Впрочем, и пакостями-то действия людей назвать было нельзя. Ну, лишили премии, так ведь он мог обжаловать, три дня на доске приказ висел! Начальник конструкторского бюро, может, и лишил его премии специально, потому что Непрушину она была положена, а кому-то там — нет. Но кто-то там ничего не мог обжаловать, а Непрушин мог. И тогда премия досталась бы и самому Непрушину, и кому-то там еще. И все было бы нормально. Так ведь не сделал Непрушин совершенно понятного и естественного дела, не сообразил или просто не захотел облегчить моральные страдания начальника, остался соринкой в глазу. А ведь ему даже намекали, и текст обжалования был заранее заготовлен. Но Петр Петрович только виновато разводил руками, нес в оправдание начальника какую-то ахинею. И ведь все-таки убедил всех, что он крепко виноват, что премии его лишили законно и даже мало ему такого наказания. На тут же созванном летучем собрании администрация объявила ему выговор с занесением в Личное дело, само собой разумеется, с согласия месткома.

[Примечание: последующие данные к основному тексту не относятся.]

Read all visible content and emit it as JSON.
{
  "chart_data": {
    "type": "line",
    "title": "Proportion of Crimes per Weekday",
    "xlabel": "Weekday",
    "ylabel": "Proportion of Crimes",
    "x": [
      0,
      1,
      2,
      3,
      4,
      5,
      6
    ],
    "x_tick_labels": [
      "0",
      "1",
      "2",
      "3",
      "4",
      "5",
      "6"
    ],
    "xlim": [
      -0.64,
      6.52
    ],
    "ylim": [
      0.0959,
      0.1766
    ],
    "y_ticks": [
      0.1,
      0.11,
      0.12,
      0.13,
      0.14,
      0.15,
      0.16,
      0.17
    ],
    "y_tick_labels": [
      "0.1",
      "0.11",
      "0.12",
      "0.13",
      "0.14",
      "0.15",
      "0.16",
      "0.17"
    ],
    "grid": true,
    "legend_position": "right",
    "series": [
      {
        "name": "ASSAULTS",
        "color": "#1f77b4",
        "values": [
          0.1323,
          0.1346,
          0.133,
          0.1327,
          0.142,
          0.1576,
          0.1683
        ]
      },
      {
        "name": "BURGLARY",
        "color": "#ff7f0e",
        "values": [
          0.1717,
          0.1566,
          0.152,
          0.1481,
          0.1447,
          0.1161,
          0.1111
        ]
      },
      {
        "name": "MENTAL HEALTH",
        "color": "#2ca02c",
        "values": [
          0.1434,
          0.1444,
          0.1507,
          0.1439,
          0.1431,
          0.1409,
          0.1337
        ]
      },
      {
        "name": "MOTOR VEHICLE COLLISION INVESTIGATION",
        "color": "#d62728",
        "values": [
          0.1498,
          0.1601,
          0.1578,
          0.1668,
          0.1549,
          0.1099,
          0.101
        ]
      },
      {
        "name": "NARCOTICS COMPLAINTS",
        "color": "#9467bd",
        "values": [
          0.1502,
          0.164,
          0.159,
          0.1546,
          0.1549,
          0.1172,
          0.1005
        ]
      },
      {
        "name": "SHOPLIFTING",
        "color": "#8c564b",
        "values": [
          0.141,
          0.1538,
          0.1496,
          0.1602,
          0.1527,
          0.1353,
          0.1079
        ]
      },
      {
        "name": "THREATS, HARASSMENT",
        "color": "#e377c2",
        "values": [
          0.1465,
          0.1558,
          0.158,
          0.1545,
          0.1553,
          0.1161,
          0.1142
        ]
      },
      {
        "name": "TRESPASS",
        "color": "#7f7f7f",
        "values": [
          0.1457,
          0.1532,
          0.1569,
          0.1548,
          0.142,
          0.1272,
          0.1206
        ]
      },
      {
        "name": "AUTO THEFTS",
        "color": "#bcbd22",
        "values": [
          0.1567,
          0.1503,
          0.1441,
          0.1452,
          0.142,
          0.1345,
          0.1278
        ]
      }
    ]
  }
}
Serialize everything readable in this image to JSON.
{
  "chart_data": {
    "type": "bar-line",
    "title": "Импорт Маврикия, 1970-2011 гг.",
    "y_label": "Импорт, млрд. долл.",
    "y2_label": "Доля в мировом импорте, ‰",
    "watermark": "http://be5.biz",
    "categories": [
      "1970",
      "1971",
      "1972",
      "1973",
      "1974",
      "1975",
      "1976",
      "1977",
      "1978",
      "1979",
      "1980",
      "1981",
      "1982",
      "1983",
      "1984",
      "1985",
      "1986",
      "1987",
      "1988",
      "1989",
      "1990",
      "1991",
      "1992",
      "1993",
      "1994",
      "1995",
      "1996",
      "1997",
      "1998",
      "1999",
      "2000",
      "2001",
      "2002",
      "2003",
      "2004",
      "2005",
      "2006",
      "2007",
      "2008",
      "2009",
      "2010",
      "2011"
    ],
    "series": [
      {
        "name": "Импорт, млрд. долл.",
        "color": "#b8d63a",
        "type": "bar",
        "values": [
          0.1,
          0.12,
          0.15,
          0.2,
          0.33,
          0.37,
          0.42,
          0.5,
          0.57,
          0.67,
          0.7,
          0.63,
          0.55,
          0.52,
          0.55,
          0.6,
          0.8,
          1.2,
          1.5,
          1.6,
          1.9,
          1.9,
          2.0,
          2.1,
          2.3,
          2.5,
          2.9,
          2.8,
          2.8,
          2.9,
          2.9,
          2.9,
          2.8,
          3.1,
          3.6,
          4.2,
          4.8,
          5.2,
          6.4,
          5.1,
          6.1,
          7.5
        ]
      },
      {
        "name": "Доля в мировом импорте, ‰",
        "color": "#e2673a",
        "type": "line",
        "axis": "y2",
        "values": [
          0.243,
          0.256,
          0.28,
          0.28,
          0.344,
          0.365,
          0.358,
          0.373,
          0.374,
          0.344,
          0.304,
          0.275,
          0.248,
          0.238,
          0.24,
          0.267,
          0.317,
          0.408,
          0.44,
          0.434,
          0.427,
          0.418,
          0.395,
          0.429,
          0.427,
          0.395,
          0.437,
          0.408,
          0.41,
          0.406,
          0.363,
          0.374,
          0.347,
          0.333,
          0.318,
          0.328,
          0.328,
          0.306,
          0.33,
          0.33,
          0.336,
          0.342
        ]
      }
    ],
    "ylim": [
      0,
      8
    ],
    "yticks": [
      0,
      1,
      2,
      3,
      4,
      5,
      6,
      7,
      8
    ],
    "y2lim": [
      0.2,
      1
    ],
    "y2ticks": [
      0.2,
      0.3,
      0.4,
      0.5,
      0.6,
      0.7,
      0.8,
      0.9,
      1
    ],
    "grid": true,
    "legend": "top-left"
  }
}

А ведь именно так и было в настоящей, не экранной жизни Петра Петровича. До сих пор носил он в своем одуревшем от тычков и ударов сердце тот выговор и еще парочку более свежих.
Все это было, было! Ну да ладно. Не с одним же с ним это происходит... Странно и тревожно задевало другое. Тот, экранный, Петр Петрович Непрушин как две капли воды походил на сидящего в зале. Всем, всем! И лицом, и фигурой, даже стареньким, давно неглаженным костюмом с дырками в карманах, куда часто проваливалась мелочь, осложняя этим до скандалов проезд в трамваях и троллейбусах; даже плащом, после покупки ни при каких обстоятельствах не желавшим расправлять свои залежалые складки; ботинками, один из которых всегда приходил в негодность, в то время как второй лишь приближался к этапу легкой поношенности.
Кинофильм сейчас доставлял Непрушину новое неудобство, какую-то дополнительную неуверенность, а жизнь ведь и так не радовала его! У Петра Петровича уже и мысль возникла: уйти, убежать от этого экранного двойника, привычно подставить шею своей невыносимой обыденности и ординарности. Но ведь и идти-то было некуда! Снова в дождь, в грязь, в слякоть? Да и выпустят ли из зала? Вошел не вовремя, уходит, не досмотрев. Подозрительно и обращает внимание. А этого Непрушин боялся больше всего.